Small: 2.68s (1.37x)
Medium: 21.85s (1.40x)
Big: 90.95s (1.41x)

Astounding results. It once again is comparable with going multithreaded on two cores.

Are ya winning son?

Lets summarize all results achieved with blood and sweat:

  1. Proper multithreading (4 threads) - 1.62x
  2. Compilation flags - 1.05x
  3. Dumb inlining - 1.53x
  4. Algorithm fixes - 1.68x

Total speedup - 4.37x For each configuration:

Small: 4.22x
Medium: 4.32x
Big: 4.5x

Needless to say, there are still ways to improve performance of our raytracer. We could experiment with strictness, arrays and other datastructures. However, speedups won’t be on the same scale.

Afterword from 2025

It was fun to look back at this. But with my since acquired experience it looks like child’s play. Doing it over again I would change some things:

  1. Better performance metrics. For optimisation it is very important to get quality information. I would probably setup some reproducible benchmark suite that could be run with one command. It would do a number of measurements and then display stats: avg, median, dispersion. And I would run a the benchmark on a couple machines before making conclusions. As it is done now, even the exact settings for configurations are lost.
  2. I would not play with inlining.
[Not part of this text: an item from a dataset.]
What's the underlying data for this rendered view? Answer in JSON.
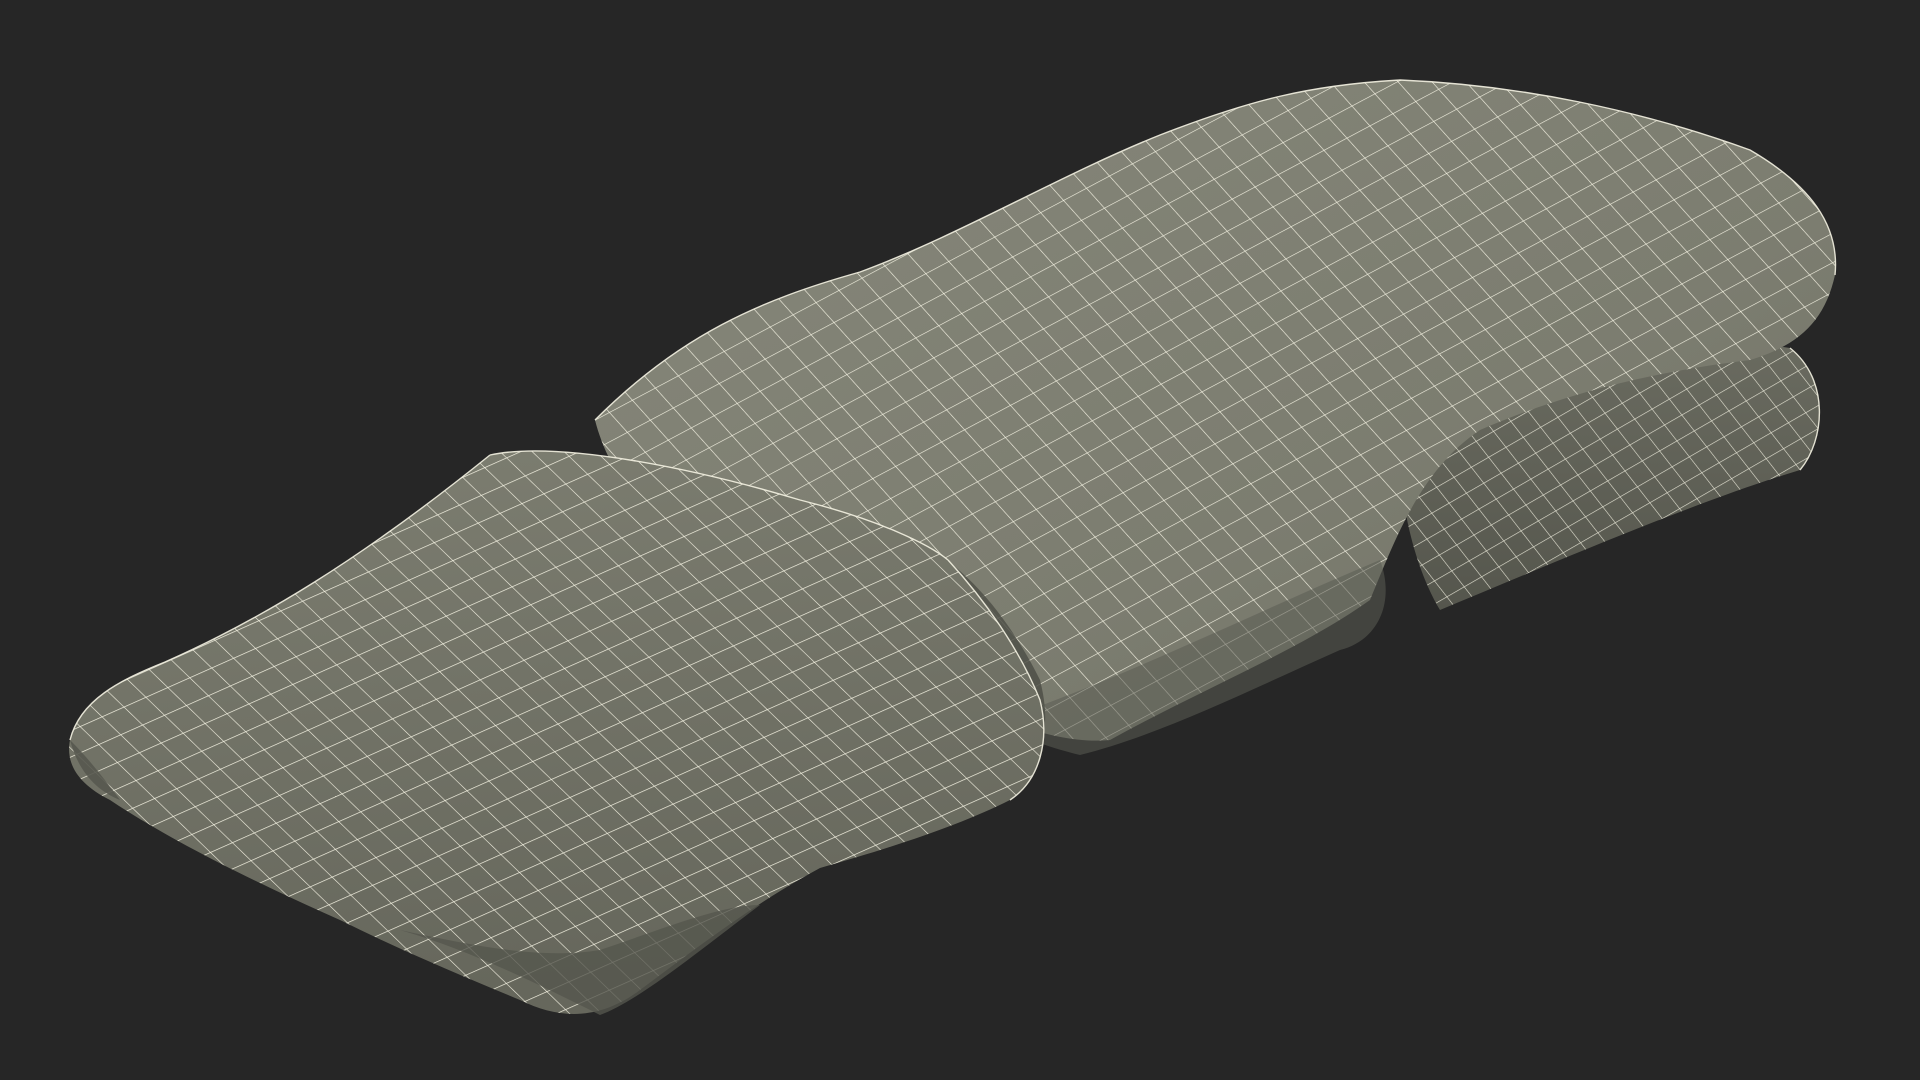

Performance benefit from heavy inlining probably were a hardware peculialiry as my friend’s machine did not experience them as much as mine. Maybe this is a result of a slow memory subsystem? Or a bad prefetcher? Either way, I would be much more careful with inlining.

And yeah, heavy speedups are still possible. At least, there are various tree-ish data structures for traversing collections of objects.